Film de James Vanderbilt (2025)

Une plongée viscérale dans la psyché du mal, un exercice de style maîtrisé qui interroge la nature humaine sans jamais sombrer dans la complaisance. Dans un paysage cinématographique où les films historiques tendent à privilégier le spectacle aux dépens de la substance, Nuremberg suit le psychiatre de l'armée américaine Douglas Kelley (Rami Malek) qui cherche à étudier les personnalités et surveiller l'état mental de Hermann Göring (Russell Crowe) et d'autres nazis de haut rang en préparation et pendant les procès de Nuremberg.


Parlons d'abord du titan dans la pièce : Russell Crowe livre ici une performance absolument exceptionnelle. Son incarnation de Hermann Göring n'est pas celle d'un monstre unidimensionnel, mais celle d'un homme dont le charisme et l'intelligence rendent le danger encore plus palpable.
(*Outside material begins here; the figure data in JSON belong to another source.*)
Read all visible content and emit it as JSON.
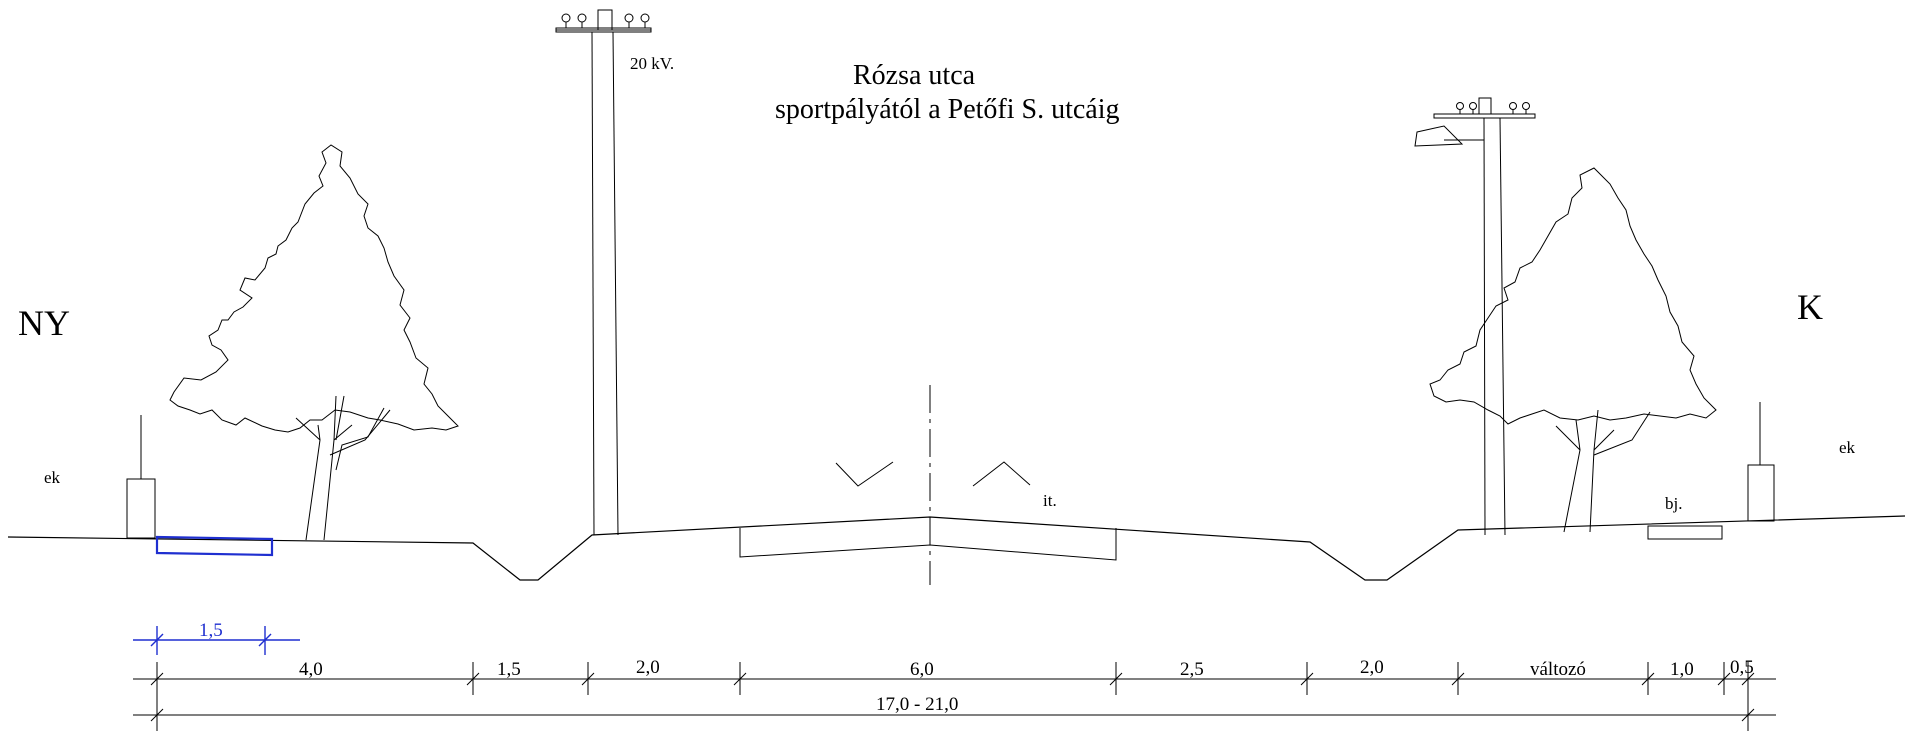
{
  "title": {
    "line1": "Rózsa  utca",
    "line2": "sportpályától a Petőfi S. utcáig"
  },
  "directions": {
    "west": "NY",
    "east": "K"
  },
  "labels": {
    "power_line": "20 kV.",
    "ek_left": "ek",
    "ek_right": "ek",
    "it": "it.",
    "bj": "bj."
  },
  "dimensions": {
    "blue_dim": "1,5",
    "segments": [
      "4,0",
      "1,5",
      "2,0",
      "6,0",
      "2,5",
      "2,0",
      "változó",
      "1,0",
      "0,5"
    ],
    "total": "17,0 - 21,0"
  },
  "colors": {
    "line": "#000000",
    "highlight": "#1f2fd0"
  }
}
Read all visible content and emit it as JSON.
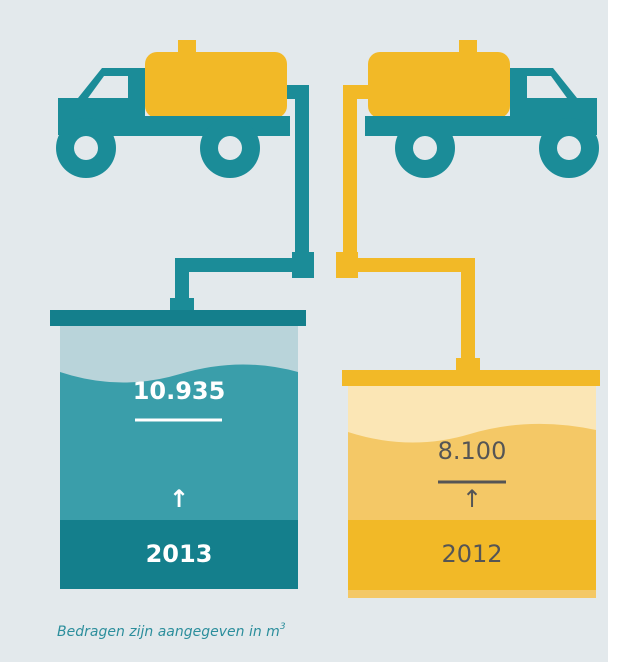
{
  "tanks": [
    {
      "value": "10.935",
      "arrow": "↑",
      "year": "2013"
    },
    {
      "value": "8.100",
      "arrow": "↑",
      "year": "2012"
    }
  ],
  "footnote": {
    "text": "Bedragen zijn aangegeven in m",
    "sup": "3"
  }
}
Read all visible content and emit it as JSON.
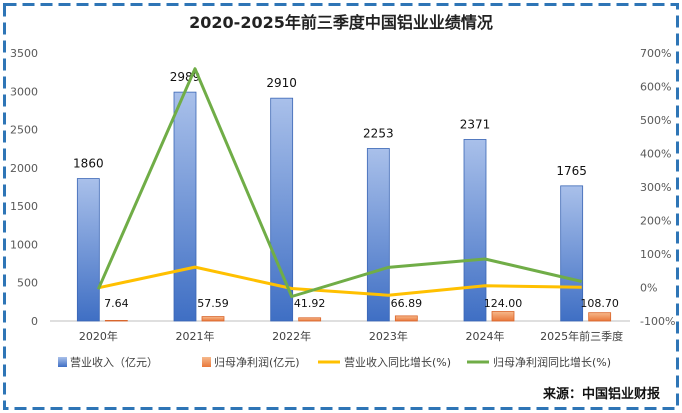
{
  "chart_data": {
    "type": "bar",
    "title": "2020-2025年前三季度中国铝业业绩情况",
    "categories": [
      "2020年",
      "2021年",
      "2022年",
      "2023年",
      "2024年",
      "2025年前三季度"
    ],
    "series": [
      {
        "name": "营业收入（亿元）",
        "axis": "left",
        "kind": "bar",
        "color": "#4472C4",
        "values": [
          1860,
          2989,
          2910,
          2253,
          2371,
          1765
        ],
        "labels": [
          "1860",
          "2989",
          "2910",
          "2253",
          "2371",
          "1765"
        ]
      },
      {
        "name": "归母净利润(亿元)",
        "axis": "left",
        "kind": "bar",
        "color": "#ED7D31",
        "values": [
          7.64,
          57.59,
          41.92,
          66.89,
          124.0,
          108.7
        ],
        "labels": [
          "7.64",
          "57.59",
          "41.92",
          "66.89",
          "124.00",
          "108.70"
        ]
      },
      {
        "name": "营业收入同比增长(%)",
        "axis": "right",
        "kind": "line",
        "color": "#FFC000",
        "values": [
          -1,
          61,
          -3,
          -23,
          5,
          1
        ]
      },
      {
        "name": "归母净利润同比增长(%)",
        "axis": "right",
        "kind": "line",
        "color": "#70AD47",
        "values": [
          -5,
          653,
          -27,
          60,
          85,
          18
        ]
      }
    ],
    "y_left": {
      "min": 0,
      "max": 3500,
      "ticks": [
        "0",
        "500",
        "1000",
        "1500",
        "2000",
        "2500",
        "3000",
        "3500"
      ]
    },
    "y_right": {
      "min": -100,
      "max": 700,
      "ticks": [
        "-100%",
        "0%",
        "100%",
        "200%",
        "300%",
        "400%",
        "500%",
        "600%",
        "700%"
      ]
    },
    "grid": false,
    "legend": "bottom",
    "source": "来源：中国铝业财报",
    "border_color": "#2E75B6"
  }
}
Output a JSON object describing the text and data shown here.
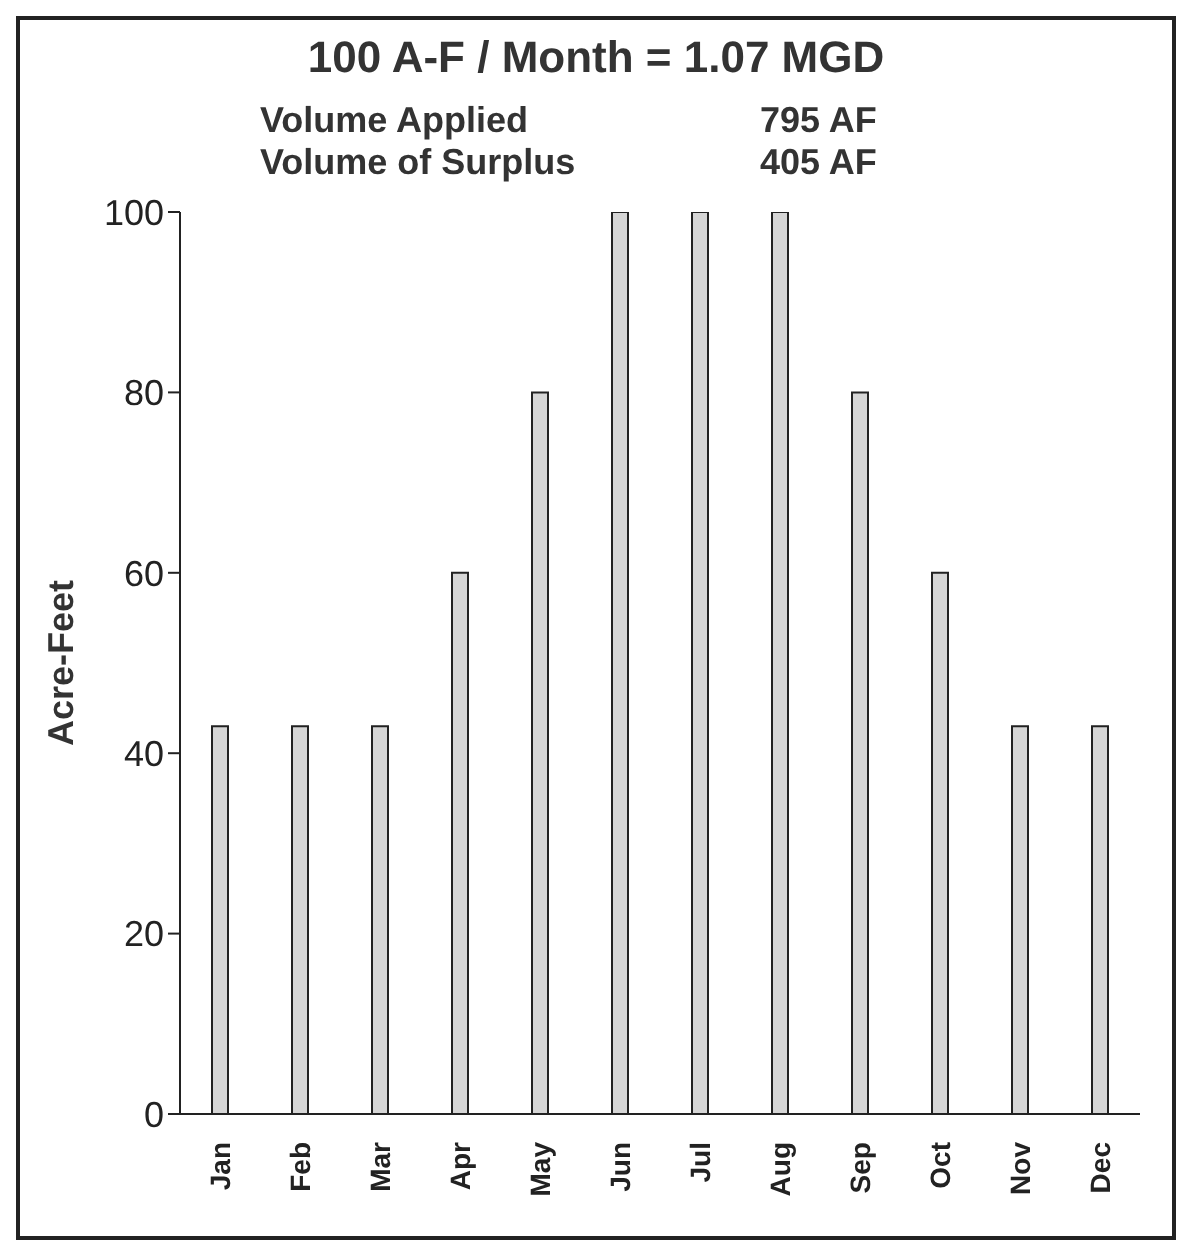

Crowe montre pourquoi il est l'une des dernières grandes stars de cinéma ainsi qu'un interprète brillant, s'installant dans la phase acteur de caractère de sa carrière comme s'il s'agissait d'un vieux fauteuil élimé avec un porte-gobelet dans chaque accoudoir. Le mec est chez lui dans ce type de rôle, impressionnant. Ce qui impressionne particulièrement, c'est la subtilité de son jeu. Göring aurait pu être joué comme une caricature, un nazi de film hollywoodien. Au lieu de cela, Crowe nous offre un homme complexe, manipulateur, étonnamment charismatique. Il parle un allemand audible et criant de vérité plutôt que de simplement utiliser un accent, ce qui ajoute une couche d'authenticité rarement vue dans ce genre de production. Cette attention au détail, cette volonté d'aller au-delà du minimum requis, c'est précisément ce qui élève la performance de Crowe au rang de l'exceptionnel. Un casting d'une solidité remarquable autrement. Crowe ne porte pas le film seul. Rami Malek, en psychiatre Douglas Kelley, offre une contrepartie fascinante, son personnage est celui qui nous permet d'entrer dans cette danse macabre entre un médecin idéaliste et un criminel de guerre charismatique. Leur relation forme l'épine dorsale du récit, un jeu du chat et de la souris psychologique où il devient de plus en plus difficile de distinguer qui manipule qui. Le reste de la distribution n'est pas en reste. Michael Shannon en procureur Robert H. Jackson apporte cette intensité glaciale qui caractérise ses meilleures performances. Richard E. Grant, John Slattery, et Leo Woodall (qui impressionne en parlant allemand dans son rôle de traducteur) complètent un ensemble cohérent qui donne au film une crédibilité historique indéniable. Chaque acteur, même dans les rôles secondaires, semble avoir compris l'importance du moment historique qu'il représente et le fait avec envie et passion. Chapeau bas.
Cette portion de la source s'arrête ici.